For Minnesotans who become separated from their dogs, Lost Dogs-MN can be a powerful tool and source of great hope. Lost Dogs-MN is an all-volunteer run website and Facebook page that allows those who have lost their furry family members or found a wandering canine an opportunity to get the word out fast and effectively--with impressive results.
In 2012, 1,189 missing dogs listed with Lost Dogs-MN were safely reunited with their owners. Another 1,128 dogs that were found by good Samaritans, and although owners could not be located, they were safely placed into rescue or adopted homes. Sadly, 61 missing dogs were found deceased.

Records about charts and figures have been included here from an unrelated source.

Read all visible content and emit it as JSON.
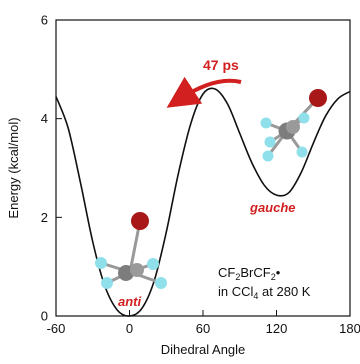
{
  "chart_data": {
    "type": "line",
    "xlabel": "Dihedral Angle",
    "ylabel": "Energy (kcal/mol)",
    "xlim": [
      -60,
      180
    ],
    "ylim": [
      0,
      6
    ],
    "xticks": [
      -60,
      0,
      60,
      120,
      180
    ],
    "yticks": [
      0,
      2,
      4,
      6
    ],
    "series": [
      {
        "x": [
          -60,
          -50,
          -40,
          -30,
          -20,
          -10,
          0,
          10,
          20,
          30,
          40,
          50,
          60,
          70,
          80,
          90,
          100,
          110,
          120,
          130,
          140,
          150,
          160,
          170,
          180
        ],
        "y": [
          4.45,
          3.8,
          2.7,
          1.5,
          0.6,
          0.12,
          0.0,
          0.15,
          0.7,
          1.7,
          2.9,
          3.9,
          4.5,
          4.6,
          4.3,
          3.7,
          3.1,
          2.65,
          2.45,
          2.5,
          2.9,
          3.5,
          4.05,
          4.4,
          4.55
        ],
        "color": "#111111"
      }
    ],
    "annotations": {
      "rate_label": "47 ps",
      "gauche_label": "gauche",
      "anti_label": "anti",
      "note_species": {
        "a": "CF",
        "b": "2",
        "c": "BrCF",
        "d": "2",
        "e": "•"
      },
      "note_solvent": {
        "a": "in CCl",
        "b": "4",
        "c": " at 280 K"
      },
      "accent_color": "#d21f1f"
    },
    "grid": false,
    "legend": "none"
  }
}
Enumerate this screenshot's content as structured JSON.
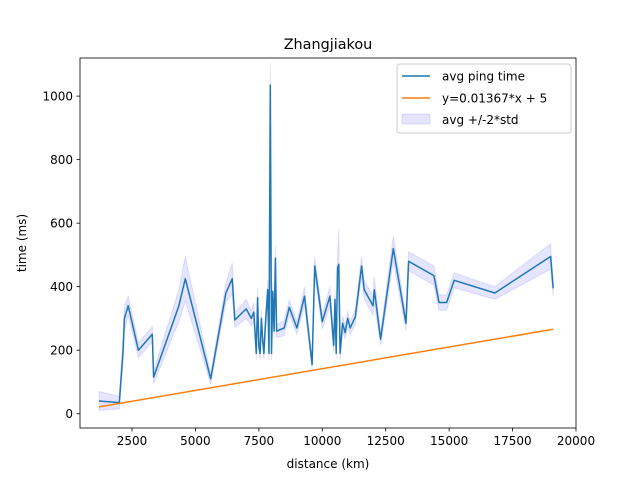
{
  "chart_data": {
    "type": "line",
    "title": "Zhangjiakou",
    "xlabel": "distance (km)",
    "ylabel": "time (ms)",
    "xlim": [
      450,
      20000
    ],
    "ylim": [
      -45,
      1120
    ],
    "x_ticks": [
      2500,
      5000,
      7500,
      10000,
      12500,
      15000,
      17500,
      20000
    ],
    "y_ticks": [
      0,
      200,
      400,
      600,
      800,
      1000
    ],
    "x_tick_labels": [
      "2500",
      "5000",
      "7500",
      "10000",
      "12500",
      "15000",
      "17500",
      "20000"
    ],
    "y_tick_labels": [
      "0",
      "200",
      "400",
      "600",
      "800",
      "1000"
    ],
    "grid": false,
    "legend_position": "top-right",
    "legend": [
      "avg ping time",
      "y=0.01367*x + 5",
      "avg +/-2*std"
    ],
    "series": [
      {
        "name": "avg ping time",
        "color": "#1f77b4",
        "x": [
          1200,
          2000,
          2150,
          2200,
          2350,
          2750,
          3300,
          3350,
          4350,
          4600,
          5600,
          6200,
          6450,
          6550,
          7000,
          7200,
          7300,
          7400,
          7450,
          7500,
          7550,
          7600,
          7650,
          7700,
          7750,
          7850,
          7900,
          7950,
          8000,
          8050,
          8100,
          8150,
          8200,
          8500,
          8700,
          9000,
          9300,
          9600,
          9700,
          10000,
          10300,
          10450,
          10500,
          10550,
          10600,
          10650,
          10700,
          10800,
          10900,
          11000,
          11100,
          11300,
          11550,
          11650,
          12000,
          12050,
          12300,
          12800,
          13300,
          13400,
          14400,
          14600,
          14900,
          15200,
          16800,
          19000,
          19100
        ],
        "y": [
          40,
          35,
          200,
          300,
          340,
          200,
          250,
          115,
          340,
          425,
          110,
          380,
          425,
          295,
          330,
          300,
          320,
          190,
          365,
          210,
          190,
          300,
          230,
          190,
          270,
          390,
          190,
          1035,
          190,
          385,
          260,
          490,
          260,
          270,
          335,
          270,
          370,
          155,
          465,
          290,
          370,
          215,
          360,
          190,
          460,
          470,
          190,
          285,
          255,
          300,
          270,
          305,
          465,
          390,
          340,
          390,
          235,
          520,
          285,
          480,
          435,
          350,
          350,
          420,
          380,
          495,
          395
        ],
        "std": [
          15,
          10,
          20,
          20,
          15,
          12,
          12,
          10,
          25,
          35,
          8,
          15,
          25,
          12,
          15,
          12,
          15,
          10,
          15,
          10,
          10,
          12,
          10,
          10,
          12,
          15,
          10,
          35,
          10,
          15,
          10,
          20,
          10,
          12,
          12,
          10,
          15,
          8,
          15,
          12,
          15,
          10,
          15,
          10,
          15,
          55,
          10,
          12,
          10,
          12,
          10,
          12,
          15,
          15,
          15,
          20,
          10,
          20,
          12,
          15,
          15,
          12,
          12,
          12,
          10,
          20,
          12
        ]
      },
      {
        "name": "y=0.01367*x + 5",
        "color": "#ff7f0e",
        "x": [
          1200,
          19100
        ],
        "y": [
          21.4,
          266.1
        ]
      }
    ]
  }
}
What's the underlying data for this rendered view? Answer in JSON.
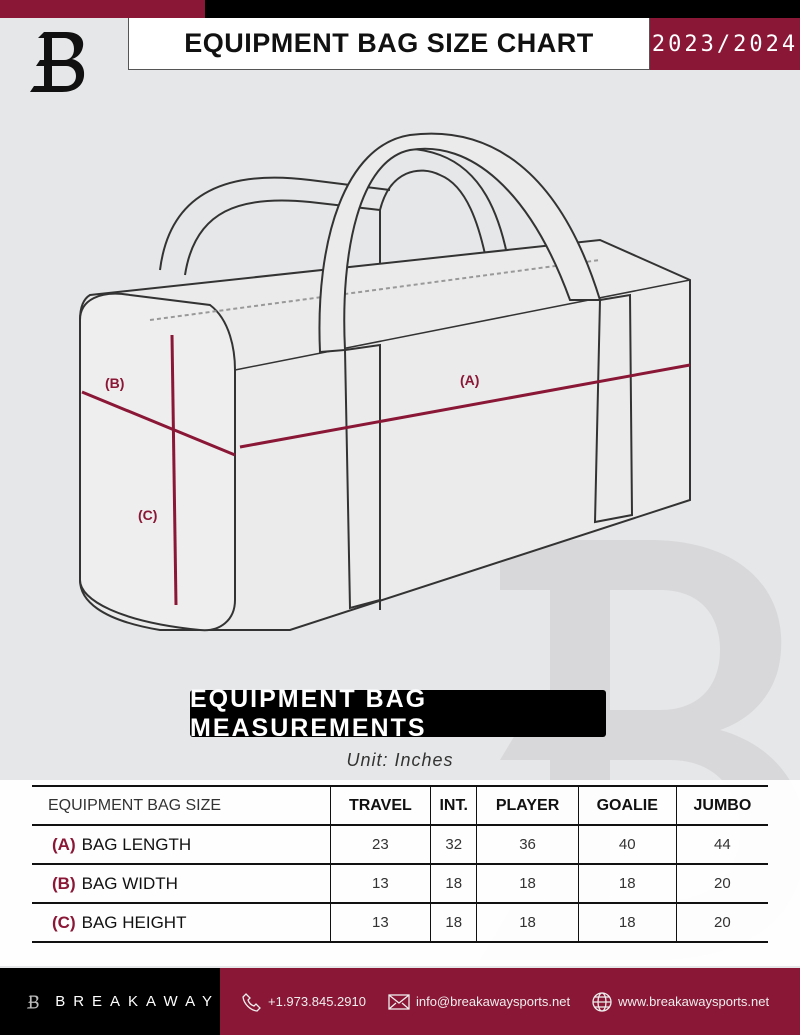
{
  "header": {
    "title": "EQUIPMENT BAG SIZE CHART",
    "season": "2023/2024",
    "logo_letter": "B"
  },
  "colors": {
    "accent": "#8a1736",
    "dark": "#000000",
    "background": "#e6e7e8"
  },
  "diagram": {
    "labels": [
      "(A)",
      "(B)",
      "(C)"
    ]
  },
  "section_title": "EQUIPMENT BAG MEASUREMENTS",
  "unit": "Unit: Inches",
  "table": {
    "headers": [
      "EQUIPMENT BAG SIZE",
      "TRAVEL",
      "INT.",
      "PLAYER",
      "GOALIE",
      "JUMBO"
    ],
    "rows": [
      {
        "letter": "(A)",
        "label": "BAG LENGTH",
        "values": [
          "23",
          "32",
          "36",
          "40",
          "44"
        ]
      },
      {
        "letter": "(B)",
        "label": "BAG WIDTH",
        "values": [
          "13",
          "18",
          "18",
          "18",
          "20"
        ]
      },
      {
        "letter": "(C)",
        "label": "BAG HEIGHT",
        "values": [
          "13",
          "18",
          "18",
          "18",
          "20"
        ]
      }
    ]
  },
  "footer": {
    "brand": "BREAKAWAY",
    "phone": "+1.973.845.2910",
    "email": "info@breakawaysports.net",
    "website": "www.breakawaysports.net",
    "icons": [
      "phone-icon",
      "mail-icon",
      "globe-icon"
    ]
  }
}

Dogs end up “lost” for a variety of reasons. Some may have fear and anxiety issues and may have bolted after a loud noise or stressful event. Others may simply have a case of doggie wanderlust. Whatever the reason, dogs can be incredibly resourceful when it comes to escaping fenced yards, leashes, and closed kennel doors, even when pet parents are being careful. Once that happens, dogs can go into survival mode quickly, making it difficult to get them back.
“Survival mode can kick in as fast as within 24 hours,” says Lost Dogs-MN volunteer Tara Wedgewood, “and when that happens, dogs think solely of finding food, water, shelter, and hiding spots, and avoiding predators. They might see their owner and keep running.” Lost Dogs-MN has a number of tips on their website for what frantic dog guardians can do if their dog becomes lost.
For those who might be tempted to give up hope once their dogs have been lost for a few days, perhaps the greatest inspiration is the story of Chassis, a Siberian Husky, who went missing from her Duluth backyard on January 2, 2012, and turned up fifty days later near the border of Iowa, 290 miles away from home. Given her physical condition when found, she is believed to have made the entire trip on foot.
Lost Dogs-MN’s success in facilitating the safe return of Chassis, widely reported in the media, including a report on local ABC affiliate, KSTP news, provided big visibility to the still-young organization, greatly increasing its number of Facebook fans. In turn, the boost in fans grew the network, augmenting its ability to reunite missing dogs with their families.
Lost Dogs-MN isn’t just for those who have lost dogs—it’s for those who have found lost dogs as well. “Too often, people see a dog wandering alongside the road and assume the dog is on the way home or has been dumped,” Wedgewood says, “The reality is that the majority of these dogs are lost, and they have families missing them somewhere. We will post found dogs, or even reports of sightings. We encourage people not to just drive by, but to try to help.”
“There are lots of things you can do—post information about the found dog and if you can get one, a good clear photo on Lost Dogs-MN. You should also post on Craigslist under Lost/Found: Pets and get the dog scanned for a microchip at your veterinarian. Get the word out however you can, by looking for posters in your area, and talking with the local police, neighbors, rescues, shelters, pounds, groomers, and pet supply stores. Think of how you would feel if your beloved pet was missing.”